Historically, the granting of compassionate release has been reserved mainly for the terminally ill. Compassionate Release is a process for prisoners that allows inmates to request immediate release on medical or humanitarian grounds. However, many people are unaware of a change in the law that also allows prisoners the ability to file for Compassionate Release for “extraordinary and compelling” circumstances.
Those circumstances could include issues related to their sentence length, sentence type, or sentence structure, (see U.S. v Urkevich, 2020 LEXIS 197408 D. Nebraska). In addition, the courts have even found that an inmates ‘ remarkable post conviction rehabilitative efforts could be cause for a compassionate release, ( U.S. v. Marks 2020 LEXIS 68828 W.D. New York).
So, who is eligible for Compassionate Release? Compassionate release eligibility is based on having extraordinary and compelling reasons. Anyone can file for Compassionate Release. Moreover, with the new criteria for Compassionate Release, there are many circumstances that may be considered extraordinary and compelling.
Another change to the criteria for Compassionate Release allows inmates faster access to the courts. The new criteria for compassionate release allows access within 30 days of filing the initial request to the institutional warden. Furthermore, anyone who believes they have extraordinary and compelling circumstances may request a Compassionate Release.

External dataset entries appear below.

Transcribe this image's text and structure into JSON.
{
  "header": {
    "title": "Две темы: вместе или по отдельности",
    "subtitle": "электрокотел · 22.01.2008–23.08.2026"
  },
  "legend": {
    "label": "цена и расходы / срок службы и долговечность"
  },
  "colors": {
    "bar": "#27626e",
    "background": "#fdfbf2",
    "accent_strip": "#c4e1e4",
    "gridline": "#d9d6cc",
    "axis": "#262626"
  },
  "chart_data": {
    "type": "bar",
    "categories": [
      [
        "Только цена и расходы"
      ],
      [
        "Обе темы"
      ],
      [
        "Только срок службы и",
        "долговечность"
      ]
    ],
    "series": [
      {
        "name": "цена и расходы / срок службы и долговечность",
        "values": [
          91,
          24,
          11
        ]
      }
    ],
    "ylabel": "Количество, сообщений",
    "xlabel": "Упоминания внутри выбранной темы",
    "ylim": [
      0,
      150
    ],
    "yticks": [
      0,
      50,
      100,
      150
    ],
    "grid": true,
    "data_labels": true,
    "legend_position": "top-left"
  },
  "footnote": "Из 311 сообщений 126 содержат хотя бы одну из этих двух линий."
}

If you believe that you have extraordinary and compelling reasons for Compassionate Release, then you qualify under the new compassionate release eligibility. The first step is to submit an official request to the institutional warden, asking for a Compassionate Release. The warden has (30) days to respond. This is a critical step in the process, and it is important that an inmates ‘ request be thorough and complete.
If an inmates request is not granted within (30) days, 18 U.S.C. subsection 3582 (c) (1) (A) allows for a motion to be filed in the court, requesting consideration for Compassionate Release Eligibility.
So, who is eligible for Compassionate Release? Perhaps you are.